Ao organizar e dirigir um culto, faça tudo com o objetivo de agradar a Deus. Adore-O na beleza de Sua santidade. Em um mundo de vidas tortas, busque ser puro e se esforce para que seu rebanho faça o mesmo. Medite frequentemente sobre o amor de Deus e peça a Ele que esse amor impregne seu coração e ministério.

Apegue-se hoje ao poder de Deus e permita que Ele o fortaleça. Cumpra seus deveres ministeriais com aquela coragem que advém da completa confiança Naquele que é Todo-poderoso. Viva e trabalhe de tal modo que, um dia, você também possa dizer como Paulo: “Graças, porém, a Deus, que, em Cristo, sempre nos conduz em triunfo e, por meio de nós, manifesta a fragrância do Seu conhecimento em todos os lugares” (2Co 2:14). 

Emilson dos Reis
professor emérito da Faculdade de Teologia do  Unasp, Engenheiro Coelho

Referência

Ellen G. White, Profetas e Reis (Tatuí, SP: Casa Publicadora Brasileira, 2021), p. 178-182.

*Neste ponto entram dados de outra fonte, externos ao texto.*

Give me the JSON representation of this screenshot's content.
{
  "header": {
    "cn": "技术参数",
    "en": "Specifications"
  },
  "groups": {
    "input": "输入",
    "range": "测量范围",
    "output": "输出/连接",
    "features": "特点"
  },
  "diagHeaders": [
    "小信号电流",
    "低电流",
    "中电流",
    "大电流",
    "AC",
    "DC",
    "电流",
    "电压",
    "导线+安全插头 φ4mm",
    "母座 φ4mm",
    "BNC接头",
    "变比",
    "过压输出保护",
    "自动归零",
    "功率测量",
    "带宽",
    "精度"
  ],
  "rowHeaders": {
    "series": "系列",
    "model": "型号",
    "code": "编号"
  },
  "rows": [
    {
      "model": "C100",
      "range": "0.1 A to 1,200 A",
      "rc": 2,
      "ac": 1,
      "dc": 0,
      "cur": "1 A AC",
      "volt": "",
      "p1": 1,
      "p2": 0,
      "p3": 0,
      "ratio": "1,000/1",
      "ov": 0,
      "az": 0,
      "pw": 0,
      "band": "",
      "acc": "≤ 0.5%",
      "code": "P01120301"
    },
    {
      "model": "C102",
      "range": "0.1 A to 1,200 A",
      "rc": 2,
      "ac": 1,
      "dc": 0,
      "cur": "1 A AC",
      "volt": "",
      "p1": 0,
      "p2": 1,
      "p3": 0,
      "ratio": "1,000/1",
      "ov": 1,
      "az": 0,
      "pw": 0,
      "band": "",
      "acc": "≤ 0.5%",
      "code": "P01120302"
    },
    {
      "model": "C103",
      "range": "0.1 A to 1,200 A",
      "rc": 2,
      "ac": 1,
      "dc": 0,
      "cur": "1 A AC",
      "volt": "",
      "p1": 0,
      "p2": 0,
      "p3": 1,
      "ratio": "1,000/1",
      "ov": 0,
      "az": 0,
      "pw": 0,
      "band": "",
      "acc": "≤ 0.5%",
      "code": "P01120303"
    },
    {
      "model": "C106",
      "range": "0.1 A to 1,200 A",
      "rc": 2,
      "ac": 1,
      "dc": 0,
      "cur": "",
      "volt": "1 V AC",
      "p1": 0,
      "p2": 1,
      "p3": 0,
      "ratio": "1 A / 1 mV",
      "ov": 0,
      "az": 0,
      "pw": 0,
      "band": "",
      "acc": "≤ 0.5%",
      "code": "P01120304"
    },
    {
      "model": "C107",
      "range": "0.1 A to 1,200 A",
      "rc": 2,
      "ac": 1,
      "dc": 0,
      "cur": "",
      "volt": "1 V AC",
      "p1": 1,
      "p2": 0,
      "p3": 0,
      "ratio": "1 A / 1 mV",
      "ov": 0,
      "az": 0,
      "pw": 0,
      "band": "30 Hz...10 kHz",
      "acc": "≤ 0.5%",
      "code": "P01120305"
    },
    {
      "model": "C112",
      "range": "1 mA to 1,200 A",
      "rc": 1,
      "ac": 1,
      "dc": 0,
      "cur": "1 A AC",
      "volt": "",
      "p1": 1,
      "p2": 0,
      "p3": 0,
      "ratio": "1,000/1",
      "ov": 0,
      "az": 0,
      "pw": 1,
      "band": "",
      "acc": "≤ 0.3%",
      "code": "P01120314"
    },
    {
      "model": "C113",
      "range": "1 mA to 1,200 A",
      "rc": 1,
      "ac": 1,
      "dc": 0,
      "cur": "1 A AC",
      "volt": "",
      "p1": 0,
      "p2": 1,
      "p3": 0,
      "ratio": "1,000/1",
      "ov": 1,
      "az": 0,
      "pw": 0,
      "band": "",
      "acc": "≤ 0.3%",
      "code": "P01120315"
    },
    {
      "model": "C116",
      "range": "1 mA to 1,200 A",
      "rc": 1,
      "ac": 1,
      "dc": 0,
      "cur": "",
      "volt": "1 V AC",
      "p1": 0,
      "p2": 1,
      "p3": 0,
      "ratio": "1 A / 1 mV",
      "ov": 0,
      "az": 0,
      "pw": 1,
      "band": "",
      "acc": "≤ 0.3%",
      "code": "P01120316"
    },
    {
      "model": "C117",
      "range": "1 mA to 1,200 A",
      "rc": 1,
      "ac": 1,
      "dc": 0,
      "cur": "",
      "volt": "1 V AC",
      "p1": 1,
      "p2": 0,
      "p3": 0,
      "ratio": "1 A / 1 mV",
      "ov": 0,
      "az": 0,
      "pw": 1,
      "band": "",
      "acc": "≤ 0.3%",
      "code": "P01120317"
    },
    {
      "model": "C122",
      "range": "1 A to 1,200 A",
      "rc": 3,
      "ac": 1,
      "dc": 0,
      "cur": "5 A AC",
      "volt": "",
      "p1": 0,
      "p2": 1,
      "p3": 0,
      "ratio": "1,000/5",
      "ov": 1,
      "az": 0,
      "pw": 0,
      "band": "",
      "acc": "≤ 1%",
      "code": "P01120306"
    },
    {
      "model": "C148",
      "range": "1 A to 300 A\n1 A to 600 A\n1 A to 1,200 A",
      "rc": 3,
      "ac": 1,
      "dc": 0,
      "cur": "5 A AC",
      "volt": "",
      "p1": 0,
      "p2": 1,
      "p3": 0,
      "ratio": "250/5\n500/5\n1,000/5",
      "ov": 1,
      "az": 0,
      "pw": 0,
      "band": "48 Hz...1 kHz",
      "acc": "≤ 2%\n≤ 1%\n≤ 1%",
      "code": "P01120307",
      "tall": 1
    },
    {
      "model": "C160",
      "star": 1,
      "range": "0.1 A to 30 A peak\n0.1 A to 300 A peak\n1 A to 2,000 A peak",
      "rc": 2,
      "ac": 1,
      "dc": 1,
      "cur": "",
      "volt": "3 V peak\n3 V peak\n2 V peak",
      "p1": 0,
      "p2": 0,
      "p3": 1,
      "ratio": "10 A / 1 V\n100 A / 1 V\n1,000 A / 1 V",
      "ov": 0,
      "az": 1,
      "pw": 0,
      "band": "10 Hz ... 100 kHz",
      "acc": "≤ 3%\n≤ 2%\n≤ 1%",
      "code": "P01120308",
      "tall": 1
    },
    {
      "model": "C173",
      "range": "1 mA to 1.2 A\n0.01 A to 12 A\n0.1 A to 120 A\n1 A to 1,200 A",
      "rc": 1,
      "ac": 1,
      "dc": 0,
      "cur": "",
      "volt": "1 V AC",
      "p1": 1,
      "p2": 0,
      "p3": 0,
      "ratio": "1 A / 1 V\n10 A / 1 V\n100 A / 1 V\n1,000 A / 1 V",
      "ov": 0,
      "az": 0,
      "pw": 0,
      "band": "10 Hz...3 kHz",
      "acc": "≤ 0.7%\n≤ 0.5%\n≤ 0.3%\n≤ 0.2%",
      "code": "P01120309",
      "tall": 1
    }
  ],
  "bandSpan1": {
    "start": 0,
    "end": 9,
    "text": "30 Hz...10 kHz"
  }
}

Heber C. Campos, O Ser de Deus e os Seus Atributos (São Paulo: Cultura Cristã, 2002), p. 335, 336.

Ellen G. White, Mensagens Escolhidas (Tatuí, SP: Casa Publicadora Brasileira, 2022), v. 1, p. 280.

Herbert E. Douglass, “Filipenses e Colossenses”, Lição da Escola Sabatina (versão do professor), julho a setembro de 1994, p. 6-8.

Ellen G. White, O Grande Conflito (Tatuí, SP: Casa Publicadora Brasileira, 2021), p. 530.

Ellen G. White, Testemunhos Para a Igreja (Tatuí, SP: Casa Publicadora Brasileira, 2021), v. 1, p. 311.

White, Testemunhos Para a Igreja, v. 1, p. 311.